One evening I fell asleep accidentally against his shoulder while he read aloud from one of my books in the calmest voice imaginable. I woke sometime later half-curled against his chest beneath a blanket I didn't remember him putting over me.
After that, bit by bit, cuddling somehow became normal too.
Sometimes I would arrive at his apartment exhausted after work and find him already making tea, sleeves rolled up while music played quietly from the kitchen. He would take one look at my face and simply open his arms slightly in silent invitation. I started curling against him on the couch while we watched documentaries neither of us paid attention to anymore. Sometimes he would rest his chin lightly on top of my head whilereading, one arm wrapped loosely around my waist beneath a blanket.
Sometimes while cooking he would pull me gently by the wrist until I stood between his arms as he checked something on the stove behind me, pressing absentminded kisses into my hair and continuing conversations about completely unrelated topics.
One rainy evening after dinner, Bramwell sat beside me on the couch reading aloud, but I wasn't listening to the book anymore. I was listening to him breathe. Feeling the absentminded way his fingers moved against my arm while he read. The safety of him surrounding me so completely now that my body was learning not to mistake tenderness for danger every time it appeared.
I lifted my head slightly.
"Brams?"
He stopped reading immediately. "Hm?"
I intertwined our fingers slowly before I lost my nerve.
"I think..." My voice caught briefly. "I think I'm ready for more."
The silence that followed felt enormous.
Bramwell looked at me carefully, all humor fading into something gentler now, something almost unbearably patient.
''I just..." I swallowed once. "I need one more day."
For a second he only stared at me. Then the warmest smile I had ever seen spread slowly across his face, soft enough to make my chest ache.
"Whatever you need from me, it's yours," he said quietly.
But even while he pulled me closer afterward, pressing a lingering kiss against my forehead while his arms wrapped carefully around me beneath the blankets, part of me already knew there was still something I needed to do before tomorrow arrived.
Chapter 28: After the Ruins
I sat outside Ellis's house long enough for the engine to go cold.
The neighborhood looked exactly the same as I remembered it. The same quiet street lined with trimmed hedges and soft yellow porch lights. The same tree leaning slightly over the sidewalk near his driveway. Nothing had changed enough to match the strange tightness building slowly inside my chest.
For a moment I considered leaving. I already knew how exhausting this conversation would be before it even started. My throat felt tight with the effort of sentences I had been rehearsing for days, words repeating themselves over and over in my head until they no longer sounded natural.
I can do this.
Even now, sitting alone in my car, speaking felt like preparing for impact. I closed my eyes briefly and forced myself to breathe before finally stepping out into the cold evening air. By the time I reached the front door my pulse was beating so hard I could feel it behind my ribs.

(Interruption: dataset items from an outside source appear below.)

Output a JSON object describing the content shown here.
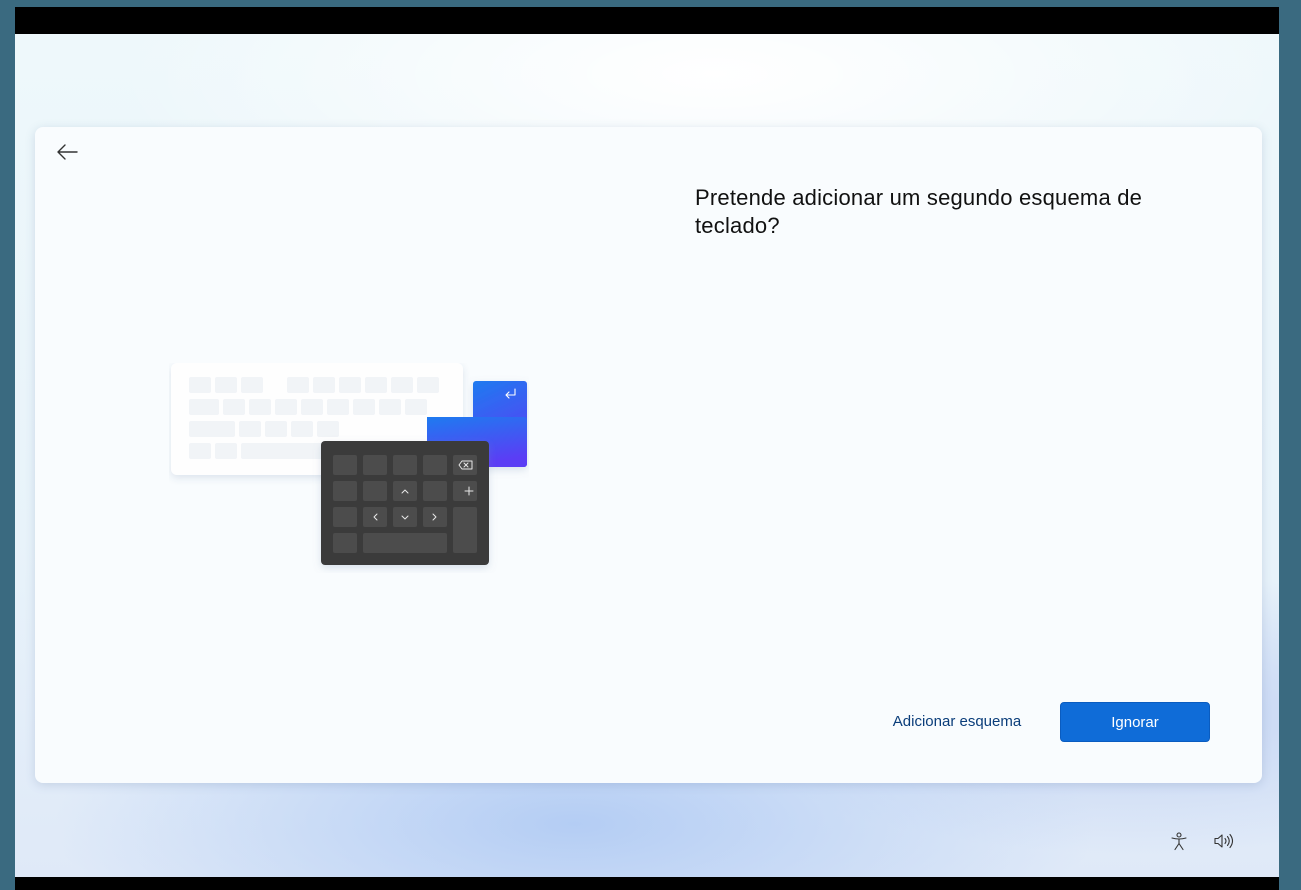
{
  "page": {
    "title": "Pretende adicionar um segundo esquema de teclado?"
  },
  "icons": {
    "back": "back-arrow-icon",
    "accessibility": "accessibility-icon",
    "volume": "volume-icon"
  },
  "actions": {
    "secondary_label": "Adicionar esquema",
    "primary_label": "Ignorar"
  },
  "colors": {
    "primary_button": "#0f6cd8",
    "keypad": "#3b3b3b",
    "accent_key_top": "#1e7bf0",
    "accent_key_bottom": "#5b3df5"
  }
}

Ellis opened the door almost immediately after I knocked.
The shock on his face lasted only a second before hope replaced it. His eyes moved over me carefully, almost disbelievingly, and for one terrible moment I knew exactly what he thought when he saw me standing there after nearly a year.
He thought I came back to him.
"April," he said softly, like even my name had become something fragile.
He stepped aside automatically to let me in, and I walked into the house before I could lose my nerve. My eyes caught on little things without permission: the gray blanket folded over the couch arm, the bookshelf I used to reorganize when anxious, the ceramic mug near the kitchen sink that I had bought him two birthdays ago.
For months after leaving, this house had existed in my mind like something sacred and ruined at the same time. Now it just felt quiet.
Ellis stayed near the doorway watching me with an expression I had never seen on him before, like he was measuring every movement carefully because he thought one wrong word or gesture might make me disappear again.
"You look good," he said after a moment, his voice uneven around the edges.